Fourthly, the government needs to establish an independent institution specifically saddled to follow up on reports of corruption. There are numerous corruption cases exposed every day; however, there is no structure that enables the state to bring the perpetrators to book. This is especially so when such people enjoy the protection of some powerful politicians. The police station or the Public Protector is usually the first point of call when they witness corruption cases. The independent institutions, which could either be private or civil society-led, will make sure the police and other public watchdogs pursue corruption cases exposed either in the media or by whistleblowers to a logical end.

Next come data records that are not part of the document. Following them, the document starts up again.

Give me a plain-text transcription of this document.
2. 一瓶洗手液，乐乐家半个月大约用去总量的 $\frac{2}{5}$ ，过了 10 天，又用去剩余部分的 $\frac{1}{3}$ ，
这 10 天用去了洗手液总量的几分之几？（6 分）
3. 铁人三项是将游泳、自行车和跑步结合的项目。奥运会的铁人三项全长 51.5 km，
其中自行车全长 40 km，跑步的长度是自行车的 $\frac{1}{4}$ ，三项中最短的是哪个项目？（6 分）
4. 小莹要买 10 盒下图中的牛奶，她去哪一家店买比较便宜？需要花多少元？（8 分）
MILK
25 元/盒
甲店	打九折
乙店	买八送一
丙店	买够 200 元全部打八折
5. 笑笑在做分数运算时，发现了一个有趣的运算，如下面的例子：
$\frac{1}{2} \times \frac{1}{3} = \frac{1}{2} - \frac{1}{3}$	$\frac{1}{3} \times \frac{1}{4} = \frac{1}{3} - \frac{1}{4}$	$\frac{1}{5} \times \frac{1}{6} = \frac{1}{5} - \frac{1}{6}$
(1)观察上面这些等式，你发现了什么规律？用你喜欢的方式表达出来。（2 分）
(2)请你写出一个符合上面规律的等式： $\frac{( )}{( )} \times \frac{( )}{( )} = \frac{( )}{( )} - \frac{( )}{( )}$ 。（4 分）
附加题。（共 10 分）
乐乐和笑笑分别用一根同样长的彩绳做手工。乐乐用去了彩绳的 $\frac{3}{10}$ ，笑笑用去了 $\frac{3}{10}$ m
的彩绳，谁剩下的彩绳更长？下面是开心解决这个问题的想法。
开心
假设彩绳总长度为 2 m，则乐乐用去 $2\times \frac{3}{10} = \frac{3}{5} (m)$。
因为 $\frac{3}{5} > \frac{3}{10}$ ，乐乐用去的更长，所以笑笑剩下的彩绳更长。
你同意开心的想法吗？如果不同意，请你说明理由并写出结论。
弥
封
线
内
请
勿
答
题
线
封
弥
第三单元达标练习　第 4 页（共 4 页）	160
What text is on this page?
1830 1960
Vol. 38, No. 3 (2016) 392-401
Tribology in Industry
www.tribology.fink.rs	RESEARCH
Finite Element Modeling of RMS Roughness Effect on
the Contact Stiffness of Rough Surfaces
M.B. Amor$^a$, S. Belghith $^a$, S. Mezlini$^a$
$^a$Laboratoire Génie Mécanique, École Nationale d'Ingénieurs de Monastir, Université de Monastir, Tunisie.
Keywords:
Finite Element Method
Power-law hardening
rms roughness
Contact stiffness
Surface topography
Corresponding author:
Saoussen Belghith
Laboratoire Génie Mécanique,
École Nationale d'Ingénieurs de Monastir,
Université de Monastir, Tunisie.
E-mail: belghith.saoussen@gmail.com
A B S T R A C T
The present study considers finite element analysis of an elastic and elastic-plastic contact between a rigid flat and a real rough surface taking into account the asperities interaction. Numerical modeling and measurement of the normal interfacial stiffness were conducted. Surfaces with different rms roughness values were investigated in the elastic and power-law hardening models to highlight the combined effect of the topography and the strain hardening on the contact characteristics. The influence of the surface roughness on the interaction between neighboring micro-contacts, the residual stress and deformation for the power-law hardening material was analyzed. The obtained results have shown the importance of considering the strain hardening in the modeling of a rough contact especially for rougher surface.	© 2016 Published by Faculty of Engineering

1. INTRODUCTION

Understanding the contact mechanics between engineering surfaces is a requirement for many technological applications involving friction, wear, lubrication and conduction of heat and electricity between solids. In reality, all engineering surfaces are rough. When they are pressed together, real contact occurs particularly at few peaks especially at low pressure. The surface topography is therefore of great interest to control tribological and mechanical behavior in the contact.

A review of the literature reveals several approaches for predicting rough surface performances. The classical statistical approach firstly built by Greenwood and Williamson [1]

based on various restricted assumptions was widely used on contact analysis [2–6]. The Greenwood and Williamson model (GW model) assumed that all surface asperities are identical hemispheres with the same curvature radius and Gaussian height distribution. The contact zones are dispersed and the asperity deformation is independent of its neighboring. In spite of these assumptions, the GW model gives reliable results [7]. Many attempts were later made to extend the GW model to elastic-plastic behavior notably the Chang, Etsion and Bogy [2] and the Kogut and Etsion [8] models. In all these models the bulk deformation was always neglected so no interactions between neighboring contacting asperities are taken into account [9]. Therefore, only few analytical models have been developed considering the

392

Lastly, the government should not compromise the protection of whistleblowers at any cost. A whistleblower’s life is always threatened, except the government puts structures in place to protect and secure their lives, it will be difficult to fight corruption effectively. There is currently a public perception that the whistleblower has more tendency to be prosecuted rather than the reported corrupt person due to the backing given to the corrupt people by powerful politicians. This situation must not continue. There is a need to endorse a whistleblower protection law to shield the concerned individuals and their families from criminals who can easily jeopardize their lives.
Dr. Lizzy Oluwatoyin Ofusori is a postdoctoral research fellow at the School of Management, IT and Public Governance, University of KwaZulu Natal, Durban. She writes in her capacity.